Question

A flask contains argon and chlorine in the ratio of 2 : 1 by mass. The temperature of the mixture is 27°C. The ratio of root mean square speed of the molecules of the two gases ($v_{rms}(Ar) / v_{rms}(Cl_2)$) is: (Atomic mass of argon = 40.0 u and molecular mass of chlorine = 70.0 u) ____.

• A. 7/4
• B. $\sqrt{7}/2$
• C. $2/\sqrt{7}$
• D. 7/2

Hint:

In kinetic theory problems, always look for what stays constant. Since $T$ is constant, the lighter molecule will always have a higher $v_{rms}$. Since Argon (40) is lighter than Chlorine (70), its speed must be greater.

Answer 1

The Correct Option is B

Step 1: Understanding the Concept:
The root mean square speed ($v_{rms}$) of a gas molecule depends on the absolute temperature of the gas and its molecular mass.
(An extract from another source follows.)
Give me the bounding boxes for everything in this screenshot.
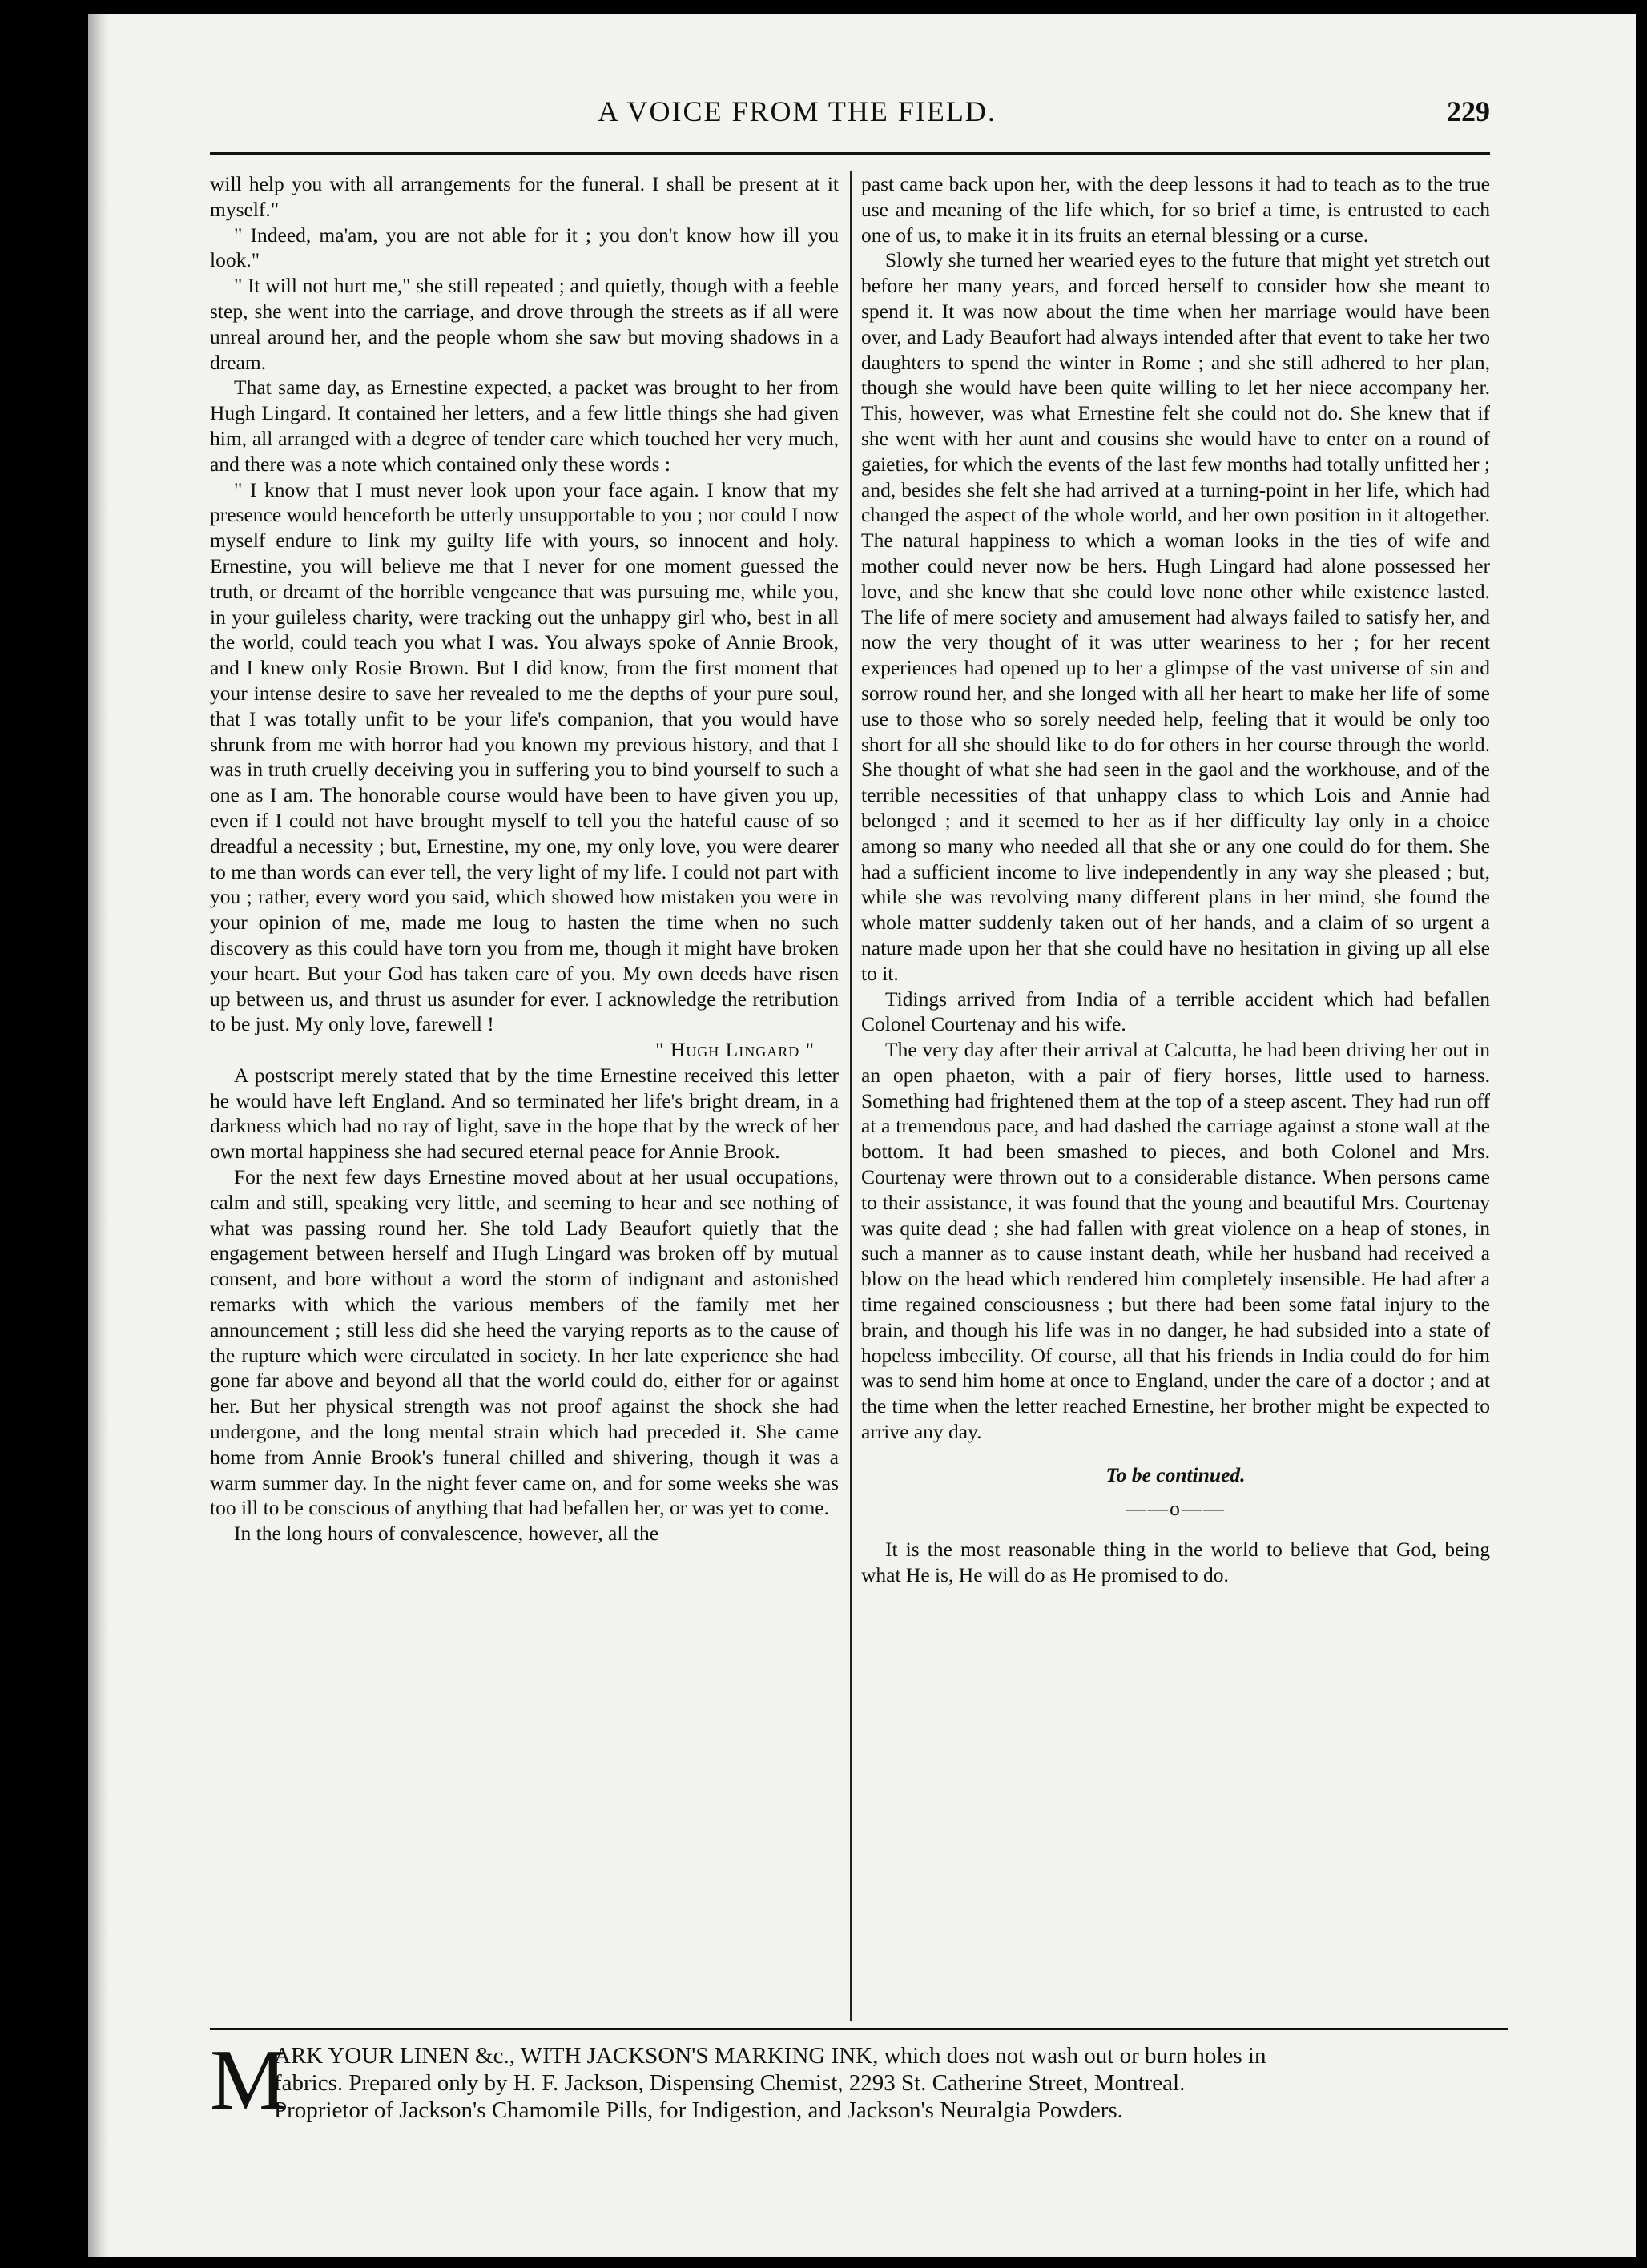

Step 2: Key Formula or Approach:
\[ v_{rms} = \sqrt{\frac{3RT}{M}} \] where $M$ is the molar mass of the gas.

Step 3: Detailed Explanation:
1. Both gases are in the same flask at the same temperature ($T = 27^\circ\text{C} = 300\text{ K}$). 2. Therefore, $v_{rms} \propto \frac{1}{\sqrt{M}}$. 3. The ratio of their speeds is: \[ \frac{v_{rms}(Ar)}{v_{rms}(Cl_2)} = \sqrt{\frac{M(Cl_2)}{M(Ar)}} \] 4. Substitute the given molecular masses ($M(Cl_2) = 70$ and $M(Ar) = 40$): \[ \text{Ratio} = \sqrt{\frac{70}{40}} = \sqrt{\frac{7}{4}} = \frac{\sqrt{7}}{2} \] (Note: The mass ratio 2:1 is irrelevant as $v_{rms}$ depends on molecular mass, not total mass of the sample.)

Step 4: Final Answer:
The ratio of $v_{rms}$ is $\sqrt{7}/2$.